Une poésie vécue comme un exercice spirituel ancré dans les grands mythes

     Autant de questionnements ayant de longtemps présidé aux grands mythes !...
     Or, puisque « Comme l'intuition, le mythe est révélateur de vérité », « La dimension spirituelle de l'œuvre intuitive gagnera toujours à se frotter aux mythes » ainsi que nous en avertit Pour un art de l'intuition.
     Aussi, le puissant souffle lyrique qui porte l'auteur tout au long des trois sections d'Askèmata, est-il nourri de plusieurs d'entre eux, en particulier ceux d'Apollon et d'Hermès, dont le rôle poïétique est justement évoqué dans Pour un art de l'intuition où, nous dit Eric Sivry, « La lumière de l'intuition [...] tantôt apollinienne, tantôt hermétique [...] oscille entre l'indistinct, la transparence et l'éblouissement. Comme le poème. »

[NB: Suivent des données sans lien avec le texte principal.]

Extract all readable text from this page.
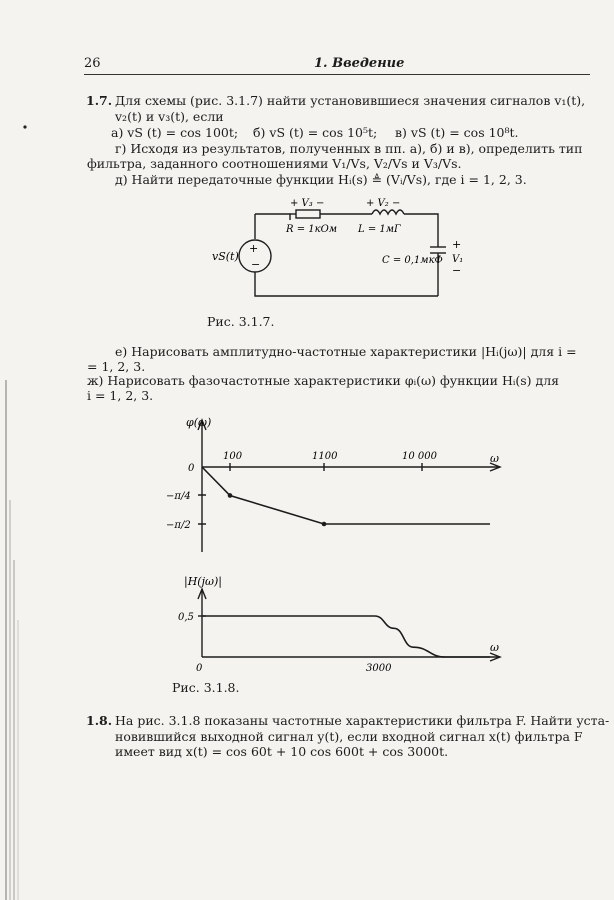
26	1. Введение
1.7. Для схемы (рис. 3.1.7) найти установившиеся значения сигналов v₁(t),
v₂(t) и v₃(t), если
а) vS (t) = cos 100t; б) vS (t) = cos 10⁵t; в) vS (t) = cos 10⁸t.
г) Исходя из результатов, полученных в пп. а), б) и в), определить тип
фильтра, заданного соотношениями V₁/Vs, V₂/Vs и V₃/Vs.
д) Найти передаточные функции Hᵢ(s) ≜ (Vᵢ/Vs), где i = 1, 2, 3.
+
−
vS(t)
+ V₃ −	+ V₂ −
R = 1кОм L = 1мГ
+
V₁
−
C = 0,1мкФ
Рис. 3.1.7.
е) Нарисовать амплитудно-частотные характеристики |Hᵢ(jω)| для i =
= 1, 2, 3.
ж) Нарисовать фазочастотные характеристики φᵢ(ω) функции Hᵢ(s) для
i = 1, 2, 3.
φ(ω)
ω
100	1100	10 000
0
−π/4
−π/2
|H(jω)|
ω
0,5
0	3000
Рис. 3.1.8.
1.8. На рис. 3.1.8 показаны частотные характеристики фильтра F. Найти уста-
новившийся выходной сигнал y(t), если входной сигнал x(t) фильтра F
имеет вид x(t) = cos 60t + 10 cos 600t + cos 3000t.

     Dans Askèmata, le poète écrit sous le signe d'Hermès, comme « brûlé d'étrange » ambigu et mystérieux (rappelons que « D'étrange » est le titre de la première section, qui est aussi la plus longue). Mais, mué « en trombe incandescente » dans l'apollinienne « simplicité de l'intuition première », ce souffle l'emporte, au-delà de l'instant - par ailleurs mainte fois célébré - « vers l'avenir ». Un souffle aussi exigeant en matière d'écriture qu'en matière de conduite de vie, puisqu'il s'agit, pour le poète qui se dit « chasseur d'infini », de toujours « Préserver le plus haut », ce qui confère fréquemment à cette poésie une tonalité quasi épique et lui fait rejoindre l'esthétique du sublime chère aux poètes romantiques.

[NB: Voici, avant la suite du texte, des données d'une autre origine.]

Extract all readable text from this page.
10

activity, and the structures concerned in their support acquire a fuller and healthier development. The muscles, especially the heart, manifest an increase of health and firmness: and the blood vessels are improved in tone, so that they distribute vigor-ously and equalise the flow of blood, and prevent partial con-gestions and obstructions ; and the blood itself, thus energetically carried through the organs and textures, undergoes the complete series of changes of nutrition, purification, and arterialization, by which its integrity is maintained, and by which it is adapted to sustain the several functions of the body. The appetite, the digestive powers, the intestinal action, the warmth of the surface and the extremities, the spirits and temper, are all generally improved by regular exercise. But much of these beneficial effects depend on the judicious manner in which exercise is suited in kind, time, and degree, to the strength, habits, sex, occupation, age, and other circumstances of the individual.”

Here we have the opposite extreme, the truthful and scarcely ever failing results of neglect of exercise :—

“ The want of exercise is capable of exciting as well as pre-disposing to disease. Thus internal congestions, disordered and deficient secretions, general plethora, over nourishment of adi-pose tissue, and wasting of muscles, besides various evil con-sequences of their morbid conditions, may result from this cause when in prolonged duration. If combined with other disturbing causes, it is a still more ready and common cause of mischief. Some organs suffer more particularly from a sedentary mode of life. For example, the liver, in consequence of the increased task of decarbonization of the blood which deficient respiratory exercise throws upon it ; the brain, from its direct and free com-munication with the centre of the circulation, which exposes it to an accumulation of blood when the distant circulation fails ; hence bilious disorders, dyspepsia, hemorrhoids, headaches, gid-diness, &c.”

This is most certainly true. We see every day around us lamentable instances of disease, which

     Et ce souffle, de tonalité visionnaire, voire prophétique, n'hésite pas non plus à emprunter aux premières grandes figures chrétiennes. En témoigne, par exemple, l'allusion à Saint Jérôme au désert, occupé à retirer les épines de la patte d'un lion et qui devient un des masques ou avatars du poète lui-même. L'emploi de termes relevant du champ lexical mystico-religieuxjudéo-chrétien, mais pas exclusivement, vient conforter cette impression : psaume, prophéties, terre promise, épître, la Création, le Verbe, bénies, extase, oracle, transe, visions, voire blasphèmes...

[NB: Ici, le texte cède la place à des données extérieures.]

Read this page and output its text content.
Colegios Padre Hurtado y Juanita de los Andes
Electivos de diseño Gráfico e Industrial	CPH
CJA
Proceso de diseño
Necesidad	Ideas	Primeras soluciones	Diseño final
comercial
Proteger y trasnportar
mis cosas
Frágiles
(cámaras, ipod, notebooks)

     Il en résulte une parole poétique comme inspirée, associant lieux et époques différents pour évoquer, en dehors du temps commun des hommes et en des lieux de divers ailleurs, étranges de leurs multiples lointains, le « temps promis au voyageur égaré dans le songe ». Mais « à vau l'eau, à vau l'intuition », nous confie le poète - et à travers « les monosyllabes de l'instinct », auquel il confère un rôle éminemment poétique, non sans ambiguïté, là encore : « J'ai assumé l'instinct comme on assume l'araignée tissant sa toile dans le vide ».

     Forte et inquiétante image ! La posture et l'écriture poétiques y prennent l'allure d'une quête, voire d'une chasse - pour la capture des instants, leur fulgurance contre un néant qui menace. Le poète est ici celui qui suit ce «jour merveilleux de l'instinct », voire son intuition de chasseur d'instants. D'ailleurs, en parlant de « fugacité de l'instinct », Eric Sivry instaure entre les deux termes, instinct et instant, une connivence qui va bien au-delà de leur ressemblance sonore. Tout en sachant que la fulgurante joie apollinienne du poème qui advient, « illuminé [...] parle trait de l'éclair » n'est qu'« instantané fugace dans la lente durée ».

     Car, en fin de compte, dans l'« omniprésente souffrance qui nous perd », le poète sait que « la vérité ne dure qu'une flamme » et, tout en espérant « que le murmure de l'invisible offre sa paix », si harmonie il y a, elle ne pourra, malgré tout ce qui anime sa quête poétique, que s'avérer « chaotique » : une « harmonie de la discordance », puisqu '« on vit] d'instants » mais qu'on « rêve d'éternité »... Pour Eric Sivry, ni la vie ni cette écriture qui se construit, comme les dunes du désert, « avec le sable des mots », ne sont pleinement « odyssée heureuse » : « on est heureux le temps d'une pensée » et, finalement, « ne restent que les mots volés à l'intuition ». N'est-ce pas déjà beaucoup, cependant, lorsque l'intuition est effectivement cet « astrolabe intérieur », dont suivre les caprices engendre la création ?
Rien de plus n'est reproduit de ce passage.